An analytics team can be built by hiring full-time, permanent employees or by using contract staff, external consultants, vendors - or some combination of these. Organizations that are small or new to analytics may choose to start by contracting the work out via staffing agencies, outsourcers, consulting firms, or vendors who offer some form of “analytics as a service.” These methods can be a quick way to value in the short-term but do not build internal capacity and result in capacity “leakage” when considerable time is invested in providing domain expertise to the external party for them to be effective.

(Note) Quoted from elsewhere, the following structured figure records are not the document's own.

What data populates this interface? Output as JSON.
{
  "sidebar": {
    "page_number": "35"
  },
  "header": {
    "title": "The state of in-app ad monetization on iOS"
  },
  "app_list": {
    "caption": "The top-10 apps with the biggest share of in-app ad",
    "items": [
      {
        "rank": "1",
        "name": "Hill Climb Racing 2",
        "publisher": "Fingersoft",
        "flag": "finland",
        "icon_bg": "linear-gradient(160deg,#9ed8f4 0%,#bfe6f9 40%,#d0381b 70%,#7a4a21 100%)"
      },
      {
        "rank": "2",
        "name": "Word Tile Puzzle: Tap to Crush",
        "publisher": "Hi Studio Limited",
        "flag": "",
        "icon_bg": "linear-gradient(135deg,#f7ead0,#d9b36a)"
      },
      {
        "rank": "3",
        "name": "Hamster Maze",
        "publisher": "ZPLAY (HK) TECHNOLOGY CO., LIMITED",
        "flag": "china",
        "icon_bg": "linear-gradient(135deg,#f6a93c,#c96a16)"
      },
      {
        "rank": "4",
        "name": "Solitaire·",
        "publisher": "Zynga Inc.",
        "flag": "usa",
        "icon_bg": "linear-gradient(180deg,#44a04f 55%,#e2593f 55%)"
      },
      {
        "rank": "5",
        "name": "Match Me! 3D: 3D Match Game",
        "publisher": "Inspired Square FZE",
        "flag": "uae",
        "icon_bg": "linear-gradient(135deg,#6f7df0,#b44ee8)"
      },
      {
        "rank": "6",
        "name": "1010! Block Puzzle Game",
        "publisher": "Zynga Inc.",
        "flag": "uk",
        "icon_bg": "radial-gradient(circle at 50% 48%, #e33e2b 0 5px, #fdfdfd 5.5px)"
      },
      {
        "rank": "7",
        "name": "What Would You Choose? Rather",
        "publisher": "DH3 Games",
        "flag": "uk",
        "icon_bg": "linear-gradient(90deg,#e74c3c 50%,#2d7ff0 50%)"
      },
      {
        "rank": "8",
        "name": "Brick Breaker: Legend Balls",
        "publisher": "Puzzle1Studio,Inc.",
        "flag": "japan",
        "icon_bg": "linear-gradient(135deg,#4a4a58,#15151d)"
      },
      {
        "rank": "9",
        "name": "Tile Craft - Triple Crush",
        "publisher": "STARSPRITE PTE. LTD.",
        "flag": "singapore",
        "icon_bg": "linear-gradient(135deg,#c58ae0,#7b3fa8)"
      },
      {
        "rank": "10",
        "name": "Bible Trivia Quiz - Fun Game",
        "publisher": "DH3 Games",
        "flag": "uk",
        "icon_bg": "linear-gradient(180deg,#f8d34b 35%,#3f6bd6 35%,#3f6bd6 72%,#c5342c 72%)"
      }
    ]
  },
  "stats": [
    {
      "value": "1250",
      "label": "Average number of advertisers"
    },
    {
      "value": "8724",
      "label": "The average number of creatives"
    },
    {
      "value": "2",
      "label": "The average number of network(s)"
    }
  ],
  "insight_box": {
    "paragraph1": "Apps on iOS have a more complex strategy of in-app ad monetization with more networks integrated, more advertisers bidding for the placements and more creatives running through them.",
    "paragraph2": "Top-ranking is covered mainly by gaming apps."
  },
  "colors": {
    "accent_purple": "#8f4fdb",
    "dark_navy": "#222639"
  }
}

Building a core analytics team and analytics strategy may initially take longer but develops internal capacity that may be valuable in the long run. Analytical talent is in high demand, which leads to both competition for candidates and a proliferation of those who purport to have analytical skills but may lack the necessary depth to be effective. One way to assess talent is to seek out candidates who are Certified Analytics Professionals, which means they have demonstrated a certain level of competency. If you are starting from scratch to build an analytics competency within your organization, it may be worth hiring a consultant who knows the field to help you get started.
Finding analytical talent is not the same as finding talent for the IT organization, so recruiters from human resources will likely need guidance to appropriately vet candidates. One source of candidates is the INFORMS Career Center, which allows employers to post jobs requiring analytics talent, and job seekers to upload their resumes. In addition, INFORMS organizes a Career Fair at both the INFORMS Annual Meeting held in the fall and the INFORMS Business Analytics Conference held every spring. The Career Fair offers an opportunity for employers to discover a wide range of potential candidates and meet the candidates on-site for one-on-one interviews.